Nehir şiirin yeryüzü şarkılarına dönüşme süreci de ülkeyi terketmek zorunda bırakan bu darbeler tarihiyle başlar. Yurtdışında, 70’lerin ilk yarısında yazılan şiirlerde, sürgün duyarlıkları diyebileceğimiz yeni bir ülkenin zorlukları, memleket özlemi, bunun hüznü duyulur:

Yüreğimi asmışlar

Türkiye ile Dünya arasına

Bir başka şiirde sürgünlük durumunu şöyle dile getirir:

Sökülüp toprağından

suyundan, tuzundan

acımasızca bir sabah

yaban toprağına ekilen

bir bitkisin sen.

Yabancı bir toplumda yaşamak zorunda kalan insanın yalnızlığı, geçmişinden, içinden geldiği kültürden kopuşu Özkan Mert’in dizelerine siner; bu yanıyla sürgün gerçeğinin anlaşılması için eşsiz bir kaynaktır. Denebilir ki, Özkan Mert’in şiiri, yeryüzü şarkılarına dönüşmek için sürgünlüğün yakıcı ateşinden geçmiştir.
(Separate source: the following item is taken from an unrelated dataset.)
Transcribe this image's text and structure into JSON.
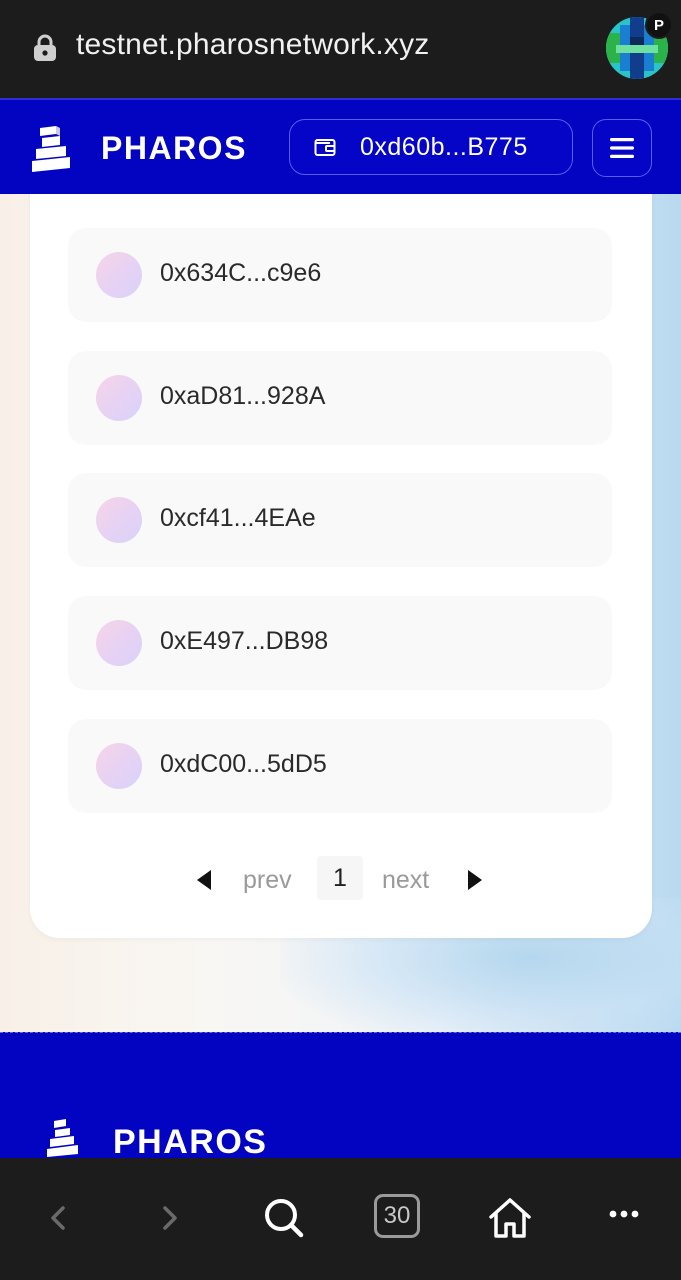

Türkçe gülmüyor insanlar burada.

Ateş almıyor kahkahaları.

Bizim gibi üflemiyorlar havaya

cıgaranın dumanını.

Devirip kasketi kafasında

bakmıyorlar bizim gibi

dünyaya yan.

Geçmemişler kekik kokulu tarlalardan.

Akdenizli Özkan Mert soğuk Baltık denizinin kıyısında İsveç’e yerleşir. Yurtdışının ilk durağı Almanya’dan İsveç’e geçiş öyküsü çok hoştur. Tam şaircedir. Bir gün arkadaşıyla bira içerken yere düşmüş bir broşür görür. Alır, dil bilmediği için arkadaşına sorar, “Ne yazıyor?”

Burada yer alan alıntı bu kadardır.